In off shore structures stress concentrations usually occur at the intersections of tubular members (i.e., tubular joints). For some joints, the stress concentration can produce a maximum stress at the intersection as high as 20 times the nominal stress acting in the members. Stress concentrations have aggravated the fatigue of tubular joints in many existing offshore structures. Therefore, an accurate computation of stress concentrations is of utmost importance in a tubular joint design.
The first part of this paper presents a discussion of the finite-element analysis method and the associated computer program developed exclusively for the analysis of tubular joints. The second part of this paper describes the parameter study carried out by means of the computer program. Formulas for estimating stress-concentration factors for simple joints commonly used in offshore structures are derived from the results of the parameter study. The usage of the resulting formulas is illustrated by a numerical example.

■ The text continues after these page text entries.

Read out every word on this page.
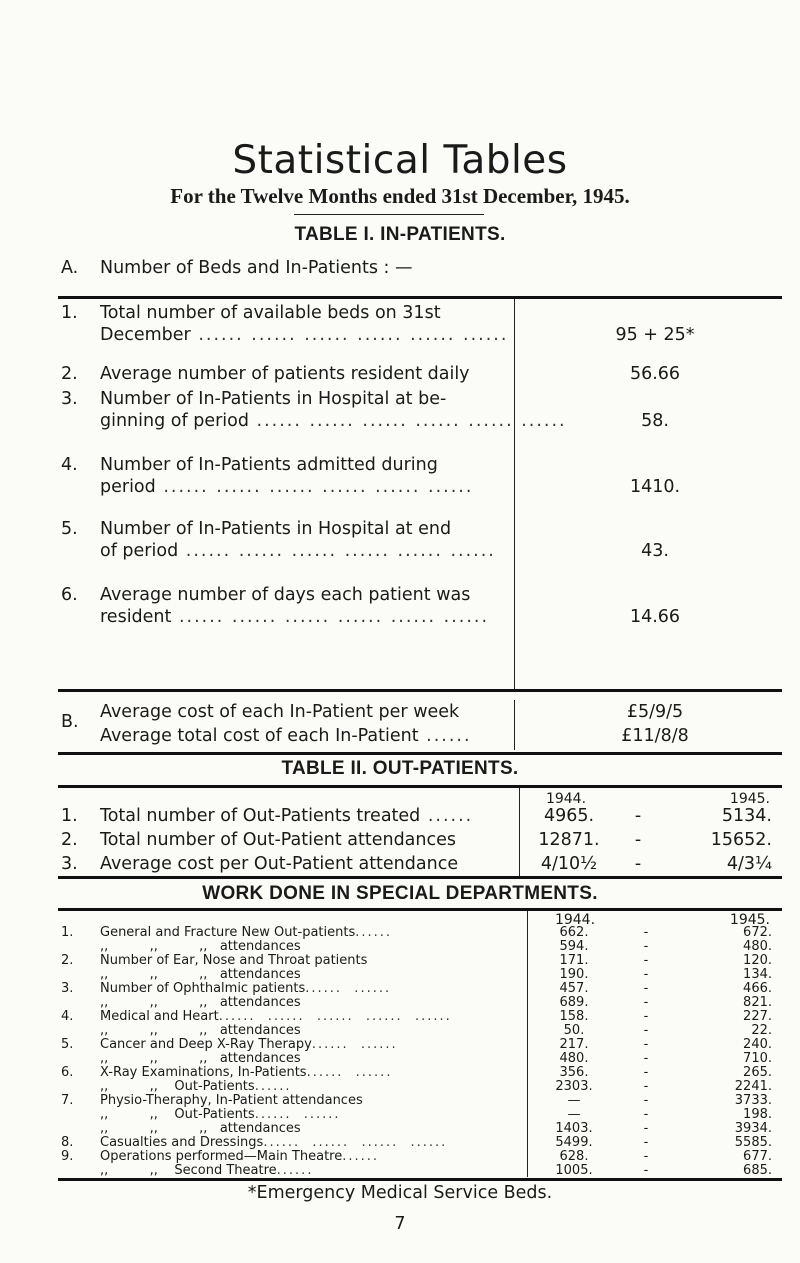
Statistical Tables
For the Twelve Months ended 31st December, 1945.
TABLE I. IN-PATIENTS.
A. Number of Beds and In-Patients : —
1. Total number of available beds on 31st
December ...... ...... ...... ...... ...... ......	95 + 25*
2. Average number of patients resident daily	56.66
3. Number of In-Patients in Hospital at be-
ginning of period ...... ...... ...... ...... ...... ......	58.
4. Number of In-Patients admitted during
period ...... ...... ...... ...... ...... ......	1410.
5. Number of In-Patients in Hospital at end
of period ...... ...... ...... ...... ...... ......	43.
6. Average number of days each patient was
resident ...... ...... ...... ...... ...... ......	14.66
B. Average cost of each In-Patient per week	£5/9/5
Average total cost of each In-Patient ......	£11/8/8
TABLE II. OUT-PATIENTS.
1944.	1945.
1. Total number of Out-Patients treated ......	4965.	-	5134.
2. Total number of Out-Patient attendances	12871.	-	15652.
3. Average cost per Out-Patient attendance	4/10½	-	4/3¼
WORK DONE IN SPECIAL DEPARTMENTS.
1944.	1945.
1. General and Fracture New Out-patients......	662.	-	672.
,,          ,,          ,,   attendances	594.	-	480.
2. Number of Ear, Nose and Throat patients	171.	-	120.
,,          ,,          ,,   attendances	190.	-	134.
3. Number of Ophthalmic patients......  ......	457.	-	466.
,,          ,,          ,,   attendances	689.	-	821.
4. Medical and Heart......  ......  ......  ......  ......	158.	-	227.
,,          ,,          ,,   attendances	50.	-	22.
5. Cancer and Deep X-Ray Therapy......  ......	217.	-	240.
,,          ,,          ,,   attendances	480.	-	710.
6. X-Ray Examinations, In-Patients......  ......	356.	-	265.
,,          ,,    Out-Patients......	2303.	-	2241.
7. Physio-Theraphy, In-Patient attendances	—	-	3733.
,,          ,,    Out-Patients......  ......	—	-	198.
,,          ,,          ,,   attendances	1403.	-	3934.
8. Casualties and Dressings......  ......  ......  ......	5499.	-	5585.
9. Operations performed—Main Theatre......	628.	-	677.
,,          ,,    Second Theatre......	1005.	-	685.
*Emergency Medical Service Beds.
7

In offshore structures such as fixed platforms and semisubmersible drilling vessels, tubular members comprise the main load-carrying components. Examples of cracking and even complete separation at the intersections of such members have been cited previously throughout the literature. A typical example of such an intersection is shown in Fig. 1. The member of greatest diameter will be referred to as the chord. The smaller diameter members framing into the chord will be called branches. The sections of the chord wall lying within the branch intersection line (if present) will be called plugs. Fig. 2 shows the various simple joint types referred to in this paper.
Because of the relative complexity of the geometrical configuration of tubular intersections as well as the thin-shell theory governing their behavior, reliable prediction of the stresses in such joints by analytical techniques has proven to be costly as well as difficult. Early attempts at analysis ranged from elementary strength-of-materials approaches such as the "punching shear" method to more complicated treatments that solve the governing equations by means of Fourier Series superposition.